KAMPALA, Uganda (eTN) – After the now locally incorporated low-cost carrier Fly 540 has received an air services license a few weeks ago, it is now processing requirements for the Air Operators Certificate (AOC), which is a prerequisite by the Uganda Civil Aviation Authority to commence flight operations and obtain the status of a designated airline. The latter is a prerequisite to be assigned domestic, regional and international routes from Entebbe.
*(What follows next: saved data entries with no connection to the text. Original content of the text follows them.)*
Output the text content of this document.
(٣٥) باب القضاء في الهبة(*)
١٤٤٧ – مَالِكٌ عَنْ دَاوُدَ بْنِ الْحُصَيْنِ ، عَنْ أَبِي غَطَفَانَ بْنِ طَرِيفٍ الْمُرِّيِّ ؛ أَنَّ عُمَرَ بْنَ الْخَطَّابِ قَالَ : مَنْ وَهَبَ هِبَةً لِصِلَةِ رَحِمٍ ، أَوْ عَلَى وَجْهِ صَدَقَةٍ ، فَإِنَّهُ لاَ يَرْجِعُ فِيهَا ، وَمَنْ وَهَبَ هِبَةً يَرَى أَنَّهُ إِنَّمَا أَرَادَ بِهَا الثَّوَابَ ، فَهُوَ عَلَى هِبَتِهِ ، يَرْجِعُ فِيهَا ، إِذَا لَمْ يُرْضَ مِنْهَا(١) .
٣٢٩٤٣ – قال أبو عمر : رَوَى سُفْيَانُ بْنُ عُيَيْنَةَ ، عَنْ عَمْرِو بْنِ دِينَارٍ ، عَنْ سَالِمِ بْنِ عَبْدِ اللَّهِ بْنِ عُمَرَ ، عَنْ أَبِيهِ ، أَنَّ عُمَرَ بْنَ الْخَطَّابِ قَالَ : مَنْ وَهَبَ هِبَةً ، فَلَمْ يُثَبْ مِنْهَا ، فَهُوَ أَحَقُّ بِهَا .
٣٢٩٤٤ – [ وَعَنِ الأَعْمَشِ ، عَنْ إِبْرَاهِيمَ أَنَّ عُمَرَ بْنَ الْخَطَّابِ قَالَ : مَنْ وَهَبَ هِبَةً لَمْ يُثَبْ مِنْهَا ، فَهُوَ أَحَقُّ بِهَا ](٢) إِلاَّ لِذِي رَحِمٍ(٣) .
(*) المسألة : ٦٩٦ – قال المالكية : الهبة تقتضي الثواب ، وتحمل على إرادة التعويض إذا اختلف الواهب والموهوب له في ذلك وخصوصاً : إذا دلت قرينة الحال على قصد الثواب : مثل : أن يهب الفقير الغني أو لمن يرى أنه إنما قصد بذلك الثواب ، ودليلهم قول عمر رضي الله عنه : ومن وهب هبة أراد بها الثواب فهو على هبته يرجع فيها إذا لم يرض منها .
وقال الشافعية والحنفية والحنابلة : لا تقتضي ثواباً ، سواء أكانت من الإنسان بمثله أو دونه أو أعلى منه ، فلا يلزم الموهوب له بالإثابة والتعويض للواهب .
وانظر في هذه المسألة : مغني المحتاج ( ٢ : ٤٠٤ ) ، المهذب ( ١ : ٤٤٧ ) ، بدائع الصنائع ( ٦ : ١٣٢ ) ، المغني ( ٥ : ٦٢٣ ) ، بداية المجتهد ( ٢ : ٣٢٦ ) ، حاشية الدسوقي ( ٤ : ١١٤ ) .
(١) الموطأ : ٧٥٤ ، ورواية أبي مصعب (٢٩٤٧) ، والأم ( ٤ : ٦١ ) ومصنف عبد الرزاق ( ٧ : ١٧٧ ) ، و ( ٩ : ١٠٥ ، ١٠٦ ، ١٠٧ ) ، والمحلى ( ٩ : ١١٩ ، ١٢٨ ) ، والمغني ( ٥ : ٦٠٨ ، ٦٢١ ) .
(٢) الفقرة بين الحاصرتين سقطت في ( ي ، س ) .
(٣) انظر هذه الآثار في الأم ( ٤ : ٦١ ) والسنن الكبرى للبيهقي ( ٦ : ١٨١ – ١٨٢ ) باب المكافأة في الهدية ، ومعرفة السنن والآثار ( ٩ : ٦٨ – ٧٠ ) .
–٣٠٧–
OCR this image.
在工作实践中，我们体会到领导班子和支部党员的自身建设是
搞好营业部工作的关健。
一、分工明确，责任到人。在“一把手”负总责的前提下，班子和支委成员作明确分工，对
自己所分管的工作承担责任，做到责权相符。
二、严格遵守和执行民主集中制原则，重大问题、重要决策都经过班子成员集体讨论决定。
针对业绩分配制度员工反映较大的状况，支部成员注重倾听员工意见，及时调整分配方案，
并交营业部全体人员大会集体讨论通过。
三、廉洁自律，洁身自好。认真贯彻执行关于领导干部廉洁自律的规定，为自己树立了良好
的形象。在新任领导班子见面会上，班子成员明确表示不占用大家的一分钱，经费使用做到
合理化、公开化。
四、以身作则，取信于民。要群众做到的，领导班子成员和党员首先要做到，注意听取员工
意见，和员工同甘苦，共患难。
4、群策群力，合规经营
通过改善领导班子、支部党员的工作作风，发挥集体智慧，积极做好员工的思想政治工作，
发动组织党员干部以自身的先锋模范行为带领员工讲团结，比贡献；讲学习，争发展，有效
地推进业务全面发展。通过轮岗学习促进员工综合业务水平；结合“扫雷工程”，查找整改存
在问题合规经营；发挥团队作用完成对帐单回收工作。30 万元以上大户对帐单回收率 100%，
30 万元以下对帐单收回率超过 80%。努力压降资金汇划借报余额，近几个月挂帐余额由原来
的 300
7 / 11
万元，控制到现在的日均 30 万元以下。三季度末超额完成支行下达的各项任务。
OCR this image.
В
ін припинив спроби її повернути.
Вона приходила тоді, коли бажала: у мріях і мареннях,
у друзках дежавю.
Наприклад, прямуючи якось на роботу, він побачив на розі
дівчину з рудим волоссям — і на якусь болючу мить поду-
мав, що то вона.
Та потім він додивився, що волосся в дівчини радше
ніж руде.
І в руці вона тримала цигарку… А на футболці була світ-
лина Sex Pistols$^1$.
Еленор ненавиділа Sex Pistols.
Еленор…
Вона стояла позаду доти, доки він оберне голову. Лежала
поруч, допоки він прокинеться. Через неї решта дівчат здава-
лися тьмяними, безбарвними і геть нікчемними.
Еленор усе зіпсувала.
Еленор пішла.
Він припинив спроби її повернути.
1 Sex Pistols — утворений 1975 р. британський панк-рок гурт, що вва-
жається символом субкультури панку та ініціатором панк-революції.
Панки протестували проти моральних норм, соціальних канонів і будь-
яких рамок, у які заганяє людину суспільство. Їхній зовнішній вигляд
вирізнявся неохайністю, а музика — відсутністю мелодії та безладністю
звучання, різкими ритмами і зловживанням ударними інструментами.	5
This requirement has come under increased scrutiny, however, as it is in direct violation of the spirit of the Yamoussoukro agreement, Common Market for Eastern and Southern Africa (COMESA) aviation rules and, most importantly, the spirit of the East African community. It is often said, justly or unjustly, that the five separate aviation authorities are loath to give up any level of oversight and delegate responsibilities to their equally competent partner authorities, which already have licensed the same airlines and subjected them to the same scrutiny and process to get certified. The five aviation regulators, too, have done little to dispel rumors, when they could openly address the issues and seek the support of the private sector to help in faster and deeper integration towards a single authority once again.

These anomalies have angered the aviation fraternity to no small extent, as it prevents any airline already operating in one of the five member states to operate domestically (cabotage rights) in the other four member states of the EAC. This makes flying more expensive, with a large portion of the overall ticket cost already resulting from regulatory charges and fees in any case, and limits consumer-friendly competition across the region. It is also thought to be designed to protect other locally-incorporated and licensed airlines using older aircraft from being exposed to market mechanisms at the expense of the consumer who has to pay for it with every ticket one purchases.

It is predicted that eventually this anomaly will need to be corrected by a head of state resolution and directive, so that the bureaucrats can fall into line with the spirit of the agreements now in place, rather than hiding behind a rigid outdated regulatory regime.

That said, Fly 540 Uganda is expected to commence operations with their own Ugandan-registered fleet of up to three ATR turboprop aircraft within about three months, after they have gone through the (duplicated) AOC process and having to re-register their aircraft on the Ugandan registry, the extra cost of which will be shouldered ultimately by the passengers via airfares.

Meanwhile, Fly 540 Kenya already operates two daily frequencies between Nairobi and Entebbe, which could be expanded to three or more, following the demand in flights between the two countries. Once the airline begins to operate from Entebbe, other regional destinations in Tanzania, Rwanda, Eastern Congo and Southern Sudan will then also be within reach, offering travelers better fares and greater choices.